Haiti, colpita nel 2010 dal terribile terremoto che ha costretto più di un milione di persone a vivere in tende ed alloggi temporanei, fino a trent’anni fa riusciva a produrre tutto il riso che consumava finchè le politiche economiche occidentali hanno distrutto questo equilibrio. Oggi la popolazione di Haiti non può ricostruirre le proprie case a causa dell’elevato costo dei materiali da costruzione.

Proprio per questo motivo, il progetto di due studenti di architettura del Politecnico di Torino sembra dare una svolta non solo civile ma anche economica ad un Paese ancora in ginocchio dovpo il catastrofico evento sismico.
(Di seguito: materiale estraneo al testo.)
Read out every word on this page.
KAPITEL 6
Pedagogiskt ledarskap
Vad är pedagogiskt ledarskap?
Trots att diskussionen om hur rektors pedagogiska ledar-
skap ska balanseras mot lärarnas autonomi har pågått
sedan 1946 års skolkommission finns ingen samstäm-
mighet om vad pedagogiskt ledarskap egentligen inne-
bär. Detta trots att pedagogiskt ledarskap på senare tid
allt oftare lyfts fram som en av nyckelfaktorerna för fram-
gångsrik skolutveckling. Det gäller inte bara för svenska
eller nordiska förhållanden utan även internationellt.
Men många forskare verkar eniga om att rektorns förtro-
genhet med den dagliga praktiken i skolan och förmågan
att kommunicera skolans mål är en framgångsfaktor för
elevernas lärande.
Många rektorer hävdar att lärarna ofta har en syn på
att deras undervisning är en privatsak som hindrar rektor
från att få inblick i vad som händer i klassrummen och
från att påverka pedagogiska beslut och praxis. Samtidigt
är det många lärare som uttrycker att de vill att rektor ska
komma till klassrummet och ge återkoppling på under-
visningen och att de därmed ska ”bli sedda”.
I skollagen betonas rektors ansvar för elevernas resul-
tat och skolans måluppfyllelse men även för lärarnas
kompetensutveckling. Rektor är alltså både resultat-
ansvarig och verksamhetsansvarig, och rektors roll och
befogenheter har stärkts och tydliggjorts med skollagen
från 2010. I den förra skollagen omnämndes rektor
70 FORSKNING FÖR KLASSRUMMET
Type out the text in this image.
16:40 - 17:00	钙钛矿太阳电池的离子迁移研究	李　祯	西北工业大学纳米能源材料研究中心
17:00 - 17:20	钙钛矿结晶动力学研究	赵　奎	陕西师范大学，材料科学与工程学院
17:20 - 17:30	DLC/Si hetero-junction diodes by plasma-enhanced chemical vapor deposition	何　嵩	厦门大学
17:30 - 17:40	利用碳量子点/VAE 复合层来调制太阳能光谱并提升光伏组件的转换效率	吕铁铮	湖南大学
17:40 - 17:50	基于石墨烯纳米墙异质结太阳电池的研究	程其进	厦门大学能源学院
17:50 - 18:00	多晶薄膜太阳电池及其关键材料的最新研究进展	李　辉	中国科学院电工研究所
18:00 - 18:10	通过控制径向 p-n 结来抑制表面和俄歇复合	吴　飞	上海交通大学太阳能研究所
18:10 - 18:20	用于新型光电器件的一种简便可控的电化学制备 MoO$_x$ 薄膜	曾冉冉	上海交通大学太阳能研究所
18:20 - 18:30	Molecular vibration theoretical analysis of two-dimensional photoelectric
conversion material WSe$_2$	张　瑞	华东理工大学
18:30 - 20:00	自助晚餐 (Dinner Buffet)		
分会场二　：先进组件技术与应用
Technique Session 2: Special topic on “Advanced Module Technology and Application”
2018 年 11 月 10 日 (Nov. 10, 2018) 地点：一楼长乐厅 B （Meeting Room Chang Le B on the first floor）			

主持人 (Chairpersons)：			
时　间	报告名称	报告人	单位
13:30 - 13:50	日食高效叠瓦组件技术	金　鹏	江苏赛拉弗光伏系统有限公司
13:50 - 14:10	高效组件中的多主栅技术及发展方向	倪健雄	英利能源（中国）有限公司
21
Il ciclo vitale del riso non si esaurisce con il consumo del cereale che rappresenta nel Mondo il nutrimento principale per oltre la metà della popolazione, ma il suo scarto, cioè la paglia, può essere usato come materiale da costruzione, così come veniva già usato agli albori dell’umanità per la costruzione di case e capanne. Balle di paglia di 100x50x35 cm, legno, bamboo. A collaborare con questi materiali, il calcestruzzo armato per il cordolo di fondazione e copertoni riempi con terra pressata che rappresentano insieme una sorta di isolatori sismici che assorbono l’energia prodotta da un terremoto.

E’ stato realizzato un padiglione a Biella per poter osservare da vicino le capacità tecniche e ambientali del sistema portante in mattoni di paglia e poi è stato realizzato un prototipo ad Haiti.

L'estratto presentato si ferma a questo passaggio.